Clearside up on eye jab success

March 6, 2018

Success in phase III for its corticosteroid therapy could mean that Clearside Biomedical ends up with the sole approved product for macular oedema associated with non-infectious uveitis, enabling it to charge a possible premium price of up to $1,400 per injection, according to Stifel analysts. CLS-TA is a suspension of triamcinolone acetonide delivered to the back of the eye via the suprachoroidal space, which sits between the white of the eye and the choroid – the deeper vascular layer. In its pivotal Peachtree trial in 160 patients with macular oedema associated with non-infectious uveitis, 47% of those given two 4mg doses of CLS-TA gained at least 15 letters in best corrected visual acuity between baseline and week 24, compared with 16% of patients who underwent a sham procedure. The drug had a low rate of intraocular pressure elevation – 11.5% – compared with 25-35% seen in trials of implanted products such as Allergan’s Ozurdex and Alimera Sciences’ Iluvien, a potential differentiating factor. A US approval application is set for the fourth quarter of 2018, the company said. Clearside’s shares closed up 32% yesterday.

Philips and Hologic become bosom buddies

March 5, 2018

With the imaging sector about to undergo a striking change with the emergence of the Healthineers from Siemens’ shadow, other groups are banding together.
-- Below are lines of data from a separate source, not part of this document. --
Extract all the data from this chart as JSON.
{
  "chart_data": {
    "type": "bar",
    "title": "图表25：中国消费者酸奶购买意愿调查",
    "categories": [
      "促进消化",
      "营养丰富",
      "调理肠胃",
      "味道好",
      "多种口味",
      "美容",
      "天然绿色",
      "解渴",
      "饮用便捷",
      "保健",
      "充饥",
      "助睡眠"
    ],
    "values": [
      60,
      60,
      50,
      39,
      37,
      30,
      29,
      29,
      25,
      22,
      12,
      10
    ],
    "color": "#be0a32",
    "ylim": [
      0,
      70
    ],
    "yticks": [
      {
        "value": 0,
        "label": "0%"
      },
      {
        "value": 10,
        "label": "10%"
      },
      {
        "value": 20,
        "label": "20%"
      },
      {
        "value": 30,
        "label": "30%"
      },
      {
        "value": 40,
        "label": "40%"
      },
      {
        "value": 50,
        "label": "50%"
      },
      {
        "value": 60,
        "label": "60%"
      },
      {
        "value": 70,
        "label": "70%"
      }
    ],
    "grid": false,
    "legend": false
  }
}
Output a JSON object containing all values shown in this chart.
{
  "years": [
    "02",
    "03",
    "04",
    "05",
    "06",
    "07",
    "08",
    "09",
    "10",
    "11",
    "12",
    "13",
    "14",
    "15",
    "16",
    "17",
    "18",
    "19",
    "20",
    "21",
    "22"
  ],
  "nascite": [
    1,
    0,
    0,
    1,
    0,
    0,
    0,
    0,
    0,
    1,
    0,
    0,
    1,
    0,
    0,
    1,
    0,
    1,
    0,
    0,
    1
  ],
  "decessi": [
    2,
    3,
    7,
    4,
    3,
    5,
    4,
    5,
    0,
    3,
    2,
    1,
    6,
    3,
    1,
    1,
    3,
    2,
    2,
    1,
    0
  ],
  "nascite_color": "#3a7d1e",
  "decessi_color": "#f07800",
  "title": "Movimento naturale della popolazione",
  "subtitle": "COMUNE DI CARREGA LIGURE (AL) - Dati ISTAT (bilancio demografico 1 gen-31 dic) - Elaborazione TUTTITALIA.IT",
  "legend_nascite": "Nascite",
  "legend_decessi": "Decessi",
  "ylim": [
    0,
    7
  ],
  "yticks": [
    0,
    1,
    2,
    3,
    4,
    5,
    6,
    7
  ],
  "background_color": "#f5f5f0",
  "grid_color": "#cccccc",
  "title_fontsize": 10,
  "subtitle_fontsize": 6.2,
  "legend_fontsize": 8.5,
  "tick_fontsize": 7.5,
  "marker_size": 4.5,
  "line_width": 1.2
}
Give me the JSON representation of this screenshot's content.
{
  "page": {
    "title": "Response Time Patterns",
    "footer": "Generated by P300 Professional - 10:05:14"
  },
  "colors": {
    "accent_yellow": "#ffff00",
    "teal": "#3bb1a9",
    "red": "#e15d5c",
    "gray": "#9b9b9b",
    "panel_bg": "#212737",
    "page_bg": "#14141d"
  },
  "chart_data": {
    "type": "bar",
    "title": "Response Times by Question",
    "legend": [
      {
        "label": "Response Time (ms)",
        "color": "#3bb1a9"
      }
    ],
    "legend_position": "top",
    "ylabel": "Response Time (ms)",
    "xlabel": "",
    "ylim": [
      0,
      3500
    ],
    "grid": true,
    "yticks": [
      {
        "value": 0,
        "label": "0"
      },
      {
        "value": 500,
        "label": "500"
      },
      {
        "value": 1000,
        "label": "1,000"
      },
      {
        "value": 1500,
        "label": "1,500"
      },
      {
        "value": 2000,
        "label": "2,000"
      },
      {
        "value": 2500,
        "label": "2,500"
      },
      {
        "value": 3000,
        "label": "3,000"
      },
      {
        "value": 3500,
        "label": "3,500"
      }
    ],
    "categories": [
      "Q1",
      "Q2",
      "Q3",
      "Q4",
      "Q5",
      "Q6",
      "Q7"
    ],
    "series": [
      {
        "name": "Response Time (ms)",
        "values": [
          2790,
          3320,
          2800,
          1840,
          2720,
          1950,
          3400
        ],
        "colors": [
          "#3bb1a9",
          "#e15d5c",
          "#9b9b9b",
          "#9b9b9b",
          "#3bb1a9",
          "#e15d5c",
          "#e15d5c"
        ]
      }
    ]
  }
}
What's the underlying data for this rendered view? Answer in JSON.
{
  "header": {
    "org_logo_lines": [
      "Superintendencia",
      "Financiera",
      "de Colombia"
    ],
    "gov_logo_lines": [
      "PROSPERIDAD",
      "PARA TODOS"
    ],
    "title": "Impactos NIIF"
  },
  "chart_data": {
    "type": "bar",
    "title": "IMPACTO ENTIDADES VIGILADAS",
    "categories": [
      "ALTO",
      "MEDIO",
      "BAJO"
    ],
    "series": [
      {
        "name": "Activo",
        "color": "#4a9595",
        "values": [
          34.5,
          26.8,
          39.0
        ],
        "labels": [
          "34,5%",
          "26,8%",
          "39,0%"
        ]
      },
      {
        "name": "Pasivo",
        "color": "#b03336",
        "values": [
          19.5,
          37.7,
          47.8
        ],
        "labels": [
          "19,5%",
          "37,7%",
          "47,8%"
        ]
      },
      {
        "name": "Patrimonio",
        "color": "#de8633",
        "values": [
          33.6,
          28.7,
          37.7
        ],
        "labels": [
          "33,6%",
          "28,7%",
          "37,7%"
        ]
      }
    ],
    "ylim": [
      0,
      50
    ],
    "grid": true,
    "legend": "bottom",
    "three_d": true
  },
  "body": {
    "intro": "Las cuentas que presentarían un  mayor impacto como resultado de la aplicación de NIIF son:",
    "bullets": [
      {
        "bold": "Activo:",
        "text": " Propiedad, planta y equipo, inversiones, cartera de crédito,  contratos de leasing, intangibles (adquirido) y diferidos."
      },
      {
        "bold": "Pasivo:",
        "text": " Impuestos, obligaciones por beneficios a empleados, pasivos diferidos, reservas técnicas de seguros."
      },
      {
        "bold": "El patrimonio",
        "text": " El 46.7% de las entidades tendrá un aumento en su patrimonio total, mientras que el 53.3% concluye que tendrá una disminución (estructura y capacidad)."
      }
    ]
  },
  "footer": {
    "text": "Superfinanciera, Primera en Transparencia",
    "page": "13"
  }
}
Philips and Hologic have kicked off a non-exclusive global partnership under which the Dutch company will sell Hologic’s mammography technologies, including its 3Dimensions breast tomosynthesis system, pictured below. These will be combined with the devices Philips already has – ultrasound, MRI, CT, and X-ray systems – as well as informatics and the provision of maintenance and upgrade services, a crucial way to encourage repeat custom. Philips is a veteran of these kinds of deals, with one such being its partnership with Heartflow under which the latter’s coronary artery blood flow imaging system is sold to hospitals. In a highly competitive space this kind of collaboration, allowing customers to buy the systems they need for screening and diagnosis from a single provider, could become more common. If nothing else, it’s cheaper than an acquisition.